Clearly this is an unbelievably bad way to form your beliefs. Considering what faith actually is, I don’t see how anyone could possibly think it was a good thing. There’s absolutely nothing good or reasonable about it. Having faith is just like having a delusion, except you’re doing it on purpose. If you want to have true beliefs and avoid having false beliefs, having faith is probably the most counterproductive thing you could possibly do.

Unlike reason and evidence, faith provides no way to determine which things you should believe. Any belief can be “justified” by faith just as well as any other. If you have faith in one religion, why not have faith in another religion? Why not believe that you are a six-legged zebra from the planet Japan? Why not accept on faith that you should give me all your money right now?

You can probably think of some reasons not to accept those things, but why do you suddenly think you need to have reasons for what you believe? If I tell you that Ahura Mazda is the real God, or that you are a six-legged zebra from the planet Japan, or that you need to give me all your money, why do you question it? You don’t need a reason to believe; you just need to have faith, right?

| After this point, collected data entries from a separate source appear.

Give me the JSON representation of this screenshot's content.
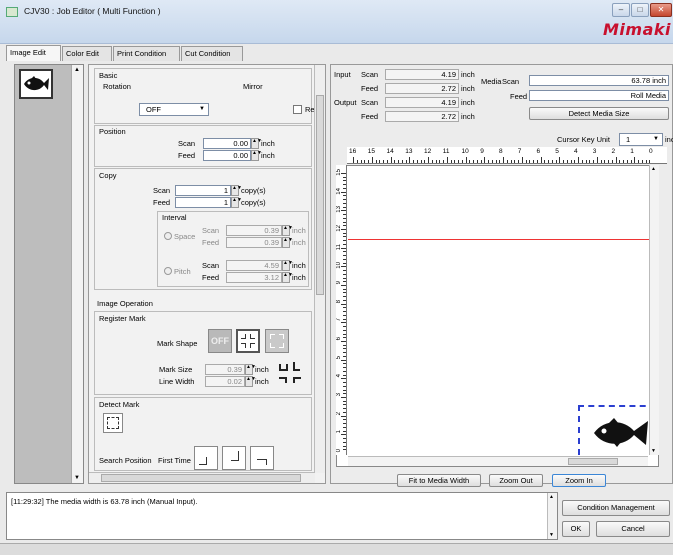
{
  "window": {
    "title": "CJV30 : Job Editor ( Multi Function )",
    "brand": "Mimaki",
    "buttons": [
      "–",
      "□",
      "✕"
    ]
  },
  "tabs": [
    {
      "label": "Image Edit",
      "active": true
    },
    {
      "label": "Color Edit",
      "active": false
    },
    {
      "label": "Print Condition",
      "active": false
    },
    {
      "label": "Cut Condition",
      "active": false
    }
  ],
  "thumbnails": [
    {
      "icon": "fish-icon",
      "selected": true
    }
  ],
  "basic": {
    "title": "Basic",
    "rotation_label": "Rotation",
    "rotation_value": "OFF",
    "mirror_label": "Mirror",
    "reverse_label": "Rev",
    "reverse_checked": false
  },
  "position": {
    "title": "Position",
    "scan_label": "Scan",
    "scan_value": "0.00",
    "feed_label": "Feed",
    "feed_value": "0.00",
    "unit": "inch"
  },
  "copy": {
    "title": "Copy",
    "scan_label": "Scan",
    "scan_value": "1",
    "feed_label": "Feed",
    "feed_value": "1",
    "unit": "copy(s)",
    "interval_label": "Interval",
    "space_label": "Space",
    "space_scan_label": "Scan",
    "space_scan_value": "0.39",
    "space_feed_label": "Feed",
    "space_feed_value": "0.39",
    "pitch_label": "Pitch",
    "pitch_scan_label": "Scan",
    "pitch_scan_value": "4.59",
    "pitch_feed_label": "Feed",
    "pitch_feed_value": "3.12",
    "interval_unit": "inch"
  },
  "image_operation": {
    "title": "Image Operation",
    "register_mark_label": "Register Mark",
    "mark_shape_label": "Mark Shape",
    "mark_shape_off": "OFF",
    "mark_size_label": "Mark Size",
    "mark_size_value": "0.39",
    "line_width_label": "Line Width",
    "line_width_value": "0.02",
    "unit": "inch",
    "detect_mark_label": "Detect Mark",
    "search_position_label": "Search Position",
    "first_time_label": "First Time"
  },
  "size_info": {
    "input_label": "Input",
    "output_label": "Output",
    "scan_label": "Scan",
    "feed_label": "Feed",
    "input_scan": "4.19",
    "input_feed": "2.72",
    "output_scan": "4.19",
    "output_feed": "2.72",
    "unit": "inch"
  },
  "media": {
    "label": "Media",
    "scan_label": "Scan",
    "scan_value": "63.78 inch",
    "feed_label": "Feed",
    "feed_value": "Roll Media",
    "detect_button": "Detect Media Size",
    "cursor_key_label": "Cursor Key Unit",
    "cursor_key_value": "1",
    "cursor_key_unit": "inch"
  },
  "ruler_h_ticks": [
    "16",
    "15",
    "14",
    "13",
    "12",
    "11",
    "10",
    "9",
    "8",
    "7",
    "6",
    "5",
    "4",
    "3",
    "2",
    "1",
    "0"
  ],
  "ruler_v_ticks": [
    "15",
    "14",
    "13",
    "12",
    "11",
    "10",
    "9",
    "8",
    "7",
    "6",
    "5",
    "4",
    "3",
    "2",
    "1",
    "0"
  ],
  "canvas_buttons": {
    "fit": "Fit to Media Width",
    "zoom_out": "Zoom Out",
    "zoom_in": "Zoom In"
  },
  "message": "[11:29:32] The media width is 63.78 inch (Manual Input).",
  "dialog_buttons": {
    "condition_management": "Condition Management",
    "ok": "OK",
    "cancel": "Cancel"
  }
}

“If something can be used as a justification for everything, then it shouldn’t be used as a justification for anything.” —Matt Dillahunty

When the inherent irrationality of faith is pointed out, religious people will sometimes protest that their faith is based on evidence. Well, if you’re trying to base your beliefs on reason and evidence, that’s great. You’re more reasonable than some religious people. But letting evidence shape your beliefs is not what faith is, and it’s not what the Bible tells you to do. The unreasonable way of thinking I described above is exactly the kind of thinking that the Bible encourages, and describes as faith.

The Bible on faith

The Bible says faith means confidently believing in something you hope is true, but that you don’t actually see any evidence for. To live by faith is to live blindly.